Goal live weight 1300 pounds
Goal hanging weight 750 pounds

we sell everything by the whole/half or quarter and not by hanging weight so it's important for me to get as close to these numbers as possible. We pay processing and get paid before We take to processor.
 
Small herd of Wagyu
Just trying to raise great steak.
14% feed, 24% protein block and quality hay.
Around 2 lb adg.
Time on feed 24-30 months
Incredible marbling and taste.
2 questions
The label says that's a maintenance feed. Isn't there a better finishing product?
If fed 24-30 months what is the break even sale price? I would love to try one of the steaks but doubt I can afford one.
 
We are small ranch. All Wagyu cattle except for one Registered Angus that we are using for % breeding.
Cow calf op for the most part... building better heifers is the current goal....along with freezer beef for friends and family.

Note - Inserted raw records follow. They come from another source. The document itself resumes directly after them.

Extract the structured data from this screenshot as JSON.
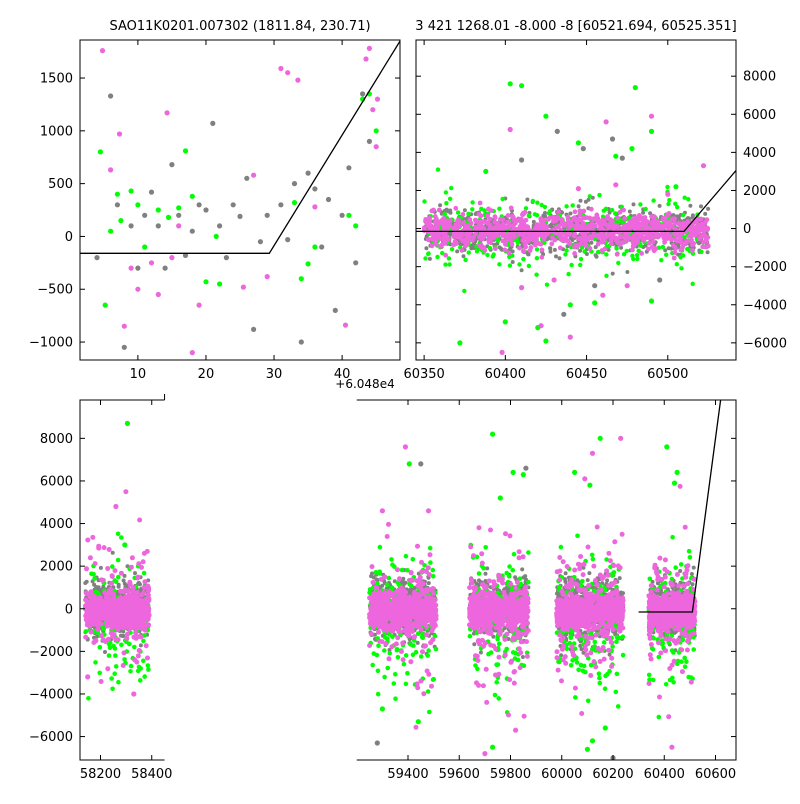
{
  "figure": {
    "background": "#ffffff",
    "colors": {
      "grey": "#808080",
      "green": "#00ff00",
      "magenta": "#ee66dd",
      "model_line": "#000000"
    }
  },
  "chart_data": [
    {
      "id": "top_left",
      "type": "scatter",
      "title": "SAO11K0201.007302 (1811.84, 230.71)",
      "xlim": [
        1.5,
        48.5
      ],
      "ylim": [
        -1170,
        1860
      ],
      "xticks": [
        10,
        20,
        30,
        40
      ],
      "yticks": [
        -1000,
        -500,
        0,
        500,
        1000,
        1500
      ],
      "tick_labels_x": [
        "10",
        "20",
        "30",
        "40"
      ],
      "tick_labels_y": [
        "−1000",
        "−500",
        "0",
        "500",
        "1000",
        "1500"
      ],
      "y_axis_side": "left",
      "x_offset_label": "+6.048e4",
      "model_line": [
        [
          1.5,
          -160
        ],
        [
          29.3,
          -160
        ],
        [
          48.5,
          1850
        ]
      ],
      "series": [
        {
          "color": "grey",
          "x": [
            4,
            6,
            7,
            8,
            9,
            10,
            11,
            12,
            13,
            14,
            15,
            16,
            17,
            18,
            19,
            20,
            21,
            22,
            23,
            24,
            25,
            26,
            27,
            28,
            29,
            31,
            32,
            33,
            34,
            35,
            36,
            37,
            38,
            39,
            40,
            41,
            42,
            43,
            44
          ],
          "y": [
            -200,
            1330,
            300,
            -1050,
            100,
            -300,
            200,
            420,
            100,
            -300,
            680,
            200,
            -180,
            50,
            300,
            250,
            1070,
            100,
            -200,
            300,
            190,
            550,
            -880,
            -50,
            200,
            300,
            -30,
            500,
            -1000,
            600,
            450,
            -100,
            350,
            -700,
            200,
            650,
            -250,
            1350,
            900
          ]
        },
        {
          "color": "green",
          "x": [
            4.5,
            5.2,
            6,
            7,
            7.5,
            9,
            10,
            11,
            13,
            14.5,
            16,
            17,
            18,
            20,
            21.5,
            22,
            33,
            34,
            35,
            36,
            41,
            42,
            43,
            44,
            45
          ],
          "y": [
            800,
            -650,
            50,
            400,
            150,
            430,
            300,
            -100,
            250,
            180,
            270,
            810,
            380,
            -430,
            0,
            -450,
            320,
            -400,
            -260,
            -100,
            200,
            100,
            1300,
            1350,
            1000
          ]
        },
        {
          "color": "magenta",
          "x": [
            4.8,
            6,
            7.3,
            8,
            9,
            10,
            12,
            13,
            14.3,
            15,
            16,
            18,
            19,
            25.5,
            27,
            29,
            31,
            32,
            33.5,
            36,
            40.5,
            43.5,
            44,
            44.5,
            45,
            45.2
          ],
          "y": [
            1760,
            630,
            970,
            -850,
            -300,
            -500,
            -250,
            -550,
            1170,
            -200,
            100,
            -1100,
            -650,
            -480,
            580,
            -380,
            1590,
            1550,
            1480,
            280,
            -840,
            1680,
            1780,
            1200,
            850,
            1300
          ]
        }
      ]
    },
    {
      "id": "top_right",
      "type": "scatter",
      "title": "3 421 1268.01 -8.000 -8 [60521.694, 60525.351]",
      "xlim": [
        60345,
        60542
      ],
      "ylim": [
        -6900,
        9900
      ],
      "xticks": [
        60350,
        60400,
        60450,
        60500
      ],
      "yticks": [
        -6000,
        -4000,
        -2000,
        0,
        2000,
        4000,
        6000,
        8000
      ],
      "tick_labels_x": [
        "60350",
        "60400",
        "60450",
        "60500"
      ],
      "tick_labels_y": [
        "−6000",
        "−4000",
        "−2000",
        "0",
        "2000",
        "4000",
        "6000",
        "8000"
      ],
      "y_axis_side": "right",
      "model_line": [
        [
          60345,
          -150
        ],
        [
          60510,
          -150
        ],
        [
          60542,
          3050
        ]
      ],
      "cloud": {
        "x_range": [
          60350,
          60525
        ],
        "center": -100,
        "spread": 450,
        "points": 900
      },
      "series": [
        {
          "color": "green",
          "x": [
            60403,
            60410,
            60388,
            60425,
            60445,
            60468,
            60480,
            60490,
            60372,
            60420,
            60425,
            60455,
            60440,
            60490,
            60400,
            60478,
            60505
          ],
          "y": [
            7600,
            7500,
            3000,
            5900,
            4500,
            3800,
            7400,
            5100,
            -6000,
            -5200,
            -5900,
            -3900,
            -4000,
            -3800,
            -4900,
            4200,
            2200
          ]
        },
        {
          "color": "magenta",
          "x": [
            60403,
            60462,
            60398,
            60430,
            60445,
            60468,
            60490,
            60522,
            60410,
            60422,
            60440,
            60460,
            60475,
            60500
          ],
          "y": [
            5200,
            5600,
            -6500,
            -2700,
            2100,
            2300,
            5900,
            3300,
            -3100,
            -5100,
            -5700,
            -3500,
            -3000,
            1800
          ]
        },
        {
          "color": "grey",
          "x": [
            60432,
            60448,
            60466,
            60436,
            60472,
            60455,
            60410,
            60495
          ],
          "y": [
            5100,
            4200,
            4700,
            -4500,
            3700,
            -3000,
            3600,
            -2700
          ]
        }
      ]
    },
    {
      "id": "bottom",
      "type": "scatter",
      "title": "",
      "xlim": [
        58120,
        60680
      ],
      "ylim": [
        -7100,
        9800
      ],
      "xticks": [
        58200,
        58400,
        59400,
        59600,
        59800,
        60000,
        60200,
        60400,
        60600
      ],
      "yticks": [
        -6000,
        -4000,
        -2000,
        0,
        2000,
        4000,
        6000,
        8000
      ],
      "tick_labels_x": [
        "58200",
        "58400",
        "59400",
        "59600",
        "59800",
        "60000",
        "60200",
        "60400",
        "60600"
      ],
      "tick_labels_y": [
        "−6000",
        "−4000",
        "−2000",
        "0",
        "2000",
        "4000",
        "6000",
        "8000"
      ],
      "y_axis_side": "left",
      "model_line": [
        [
          60300,
          -150
        ],
        [
          60510,
          -150
        ],
        [
          60620,
          9800
        ]
      ],
      "seasons": [
        {
          "x_range": [
            58140,
            58390
          ],
          "points": 450
        },
        {
          "x_range": [
            59250,
            59510
          ],
          "points": 520
        },
        {
          "x_range": [
            59640,
            59870
          ],
          "points": 480
        },
        {
          "x_range": [
            59980,
            60240
          ],
          "points": 560
        },
        {
          "x_range": [
            60340,
            60520
          ],
          "points": 380
        }
      ],
      "series": [
        {
          "color": "green",
          "x": [
            58305,
            58295,
            59405,
            59730,
            59760,
            59810,
            59850,
            60050,
            60110,
            60150,
            60410,
            60440,
            60450,
            59300,
            59440,
            59730,
            60170,
            60100,
            60120
          ],
          "y": [
            8700,
            3000,
            6800,
            8200,
            5200,
            6400,
            6300,
            6400,
            5800,
            8000,
            7600,
            5900,
            6400,
            -4700,
            -5300,
            -6500,
            -5600,
            -6600,
            -6200
          ]
        },
        {
          "color": "magenta",
          "x": [
            59390,
            59480,
            60120,
            60090,
            60230,
            58260,
            59300,
            59700,
            59820,
            60430,
            58330,
            58150
          ],
          "y": [
            7600,
            4600,
            7300,
            6100,
            8000,
            4800,
            4600,
            -6800,
            -5700,
            -6500,
            -4000,
            -3200
          ]
        },
        {
          "color": "grey",
          "x": [
            59450,
            59860,
            60200,
            59280
          ],
          "y": [
            6800,
            6600,
            -7000,
            -6300
          ]
        }
      ]
    }
  ]
}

We will never have over 50 hd.
We keep no bulls on site. We steer or sell them all.
This is a daily feed for most all of our cattle, this is not a finishing feed.
When finishing the last 4 months we will increase the amount of corn and volume.
Making profit LoL...don't know when or if that will happen...we are just doing our best to build a better steak right now.
We are blessed because we are semi- retired and get to spend all the time we want around our cattle, we see them everyday, we handle our own vet work, we keep great records, and weigh them every time through the chute.
I grew up around Angus so Wagyu is new to me. I have been studying the breed and it's genetics available here in the USA and in Australia for about 4 years.
Wagyu cattle handle fat dispersion differently. Make a Wagyu fat and a good portion becomes IMF unlike others breeds that will store the fat in the tailhead, brisket etc.
It is funny how a lot of our cattle friends keep telling us we are doing it all wrong....then they eat the steak and want to know everything we are doing !
We haven't harvested a Full Blood Wagyu yet. We have only had F1 % Angus cross and it's totally incredible. The results are undeniable.
As far as pricing....
The BMS will have an influence on price. Also the type of fat and SCD rating has price influence.
Average BMS FB Wagyu $ 8.50 lb. - 450 lbs average retail cuts.
High BMS FB Wagyu. (Comparable A5) price is whatever the crazy a** people will pay. I have seen some really hugh $$$ pricing.
My friend Tom has a large operation down in S Georgia and gets $10 lb processed for FB and around $8 lb processed for F1-F2.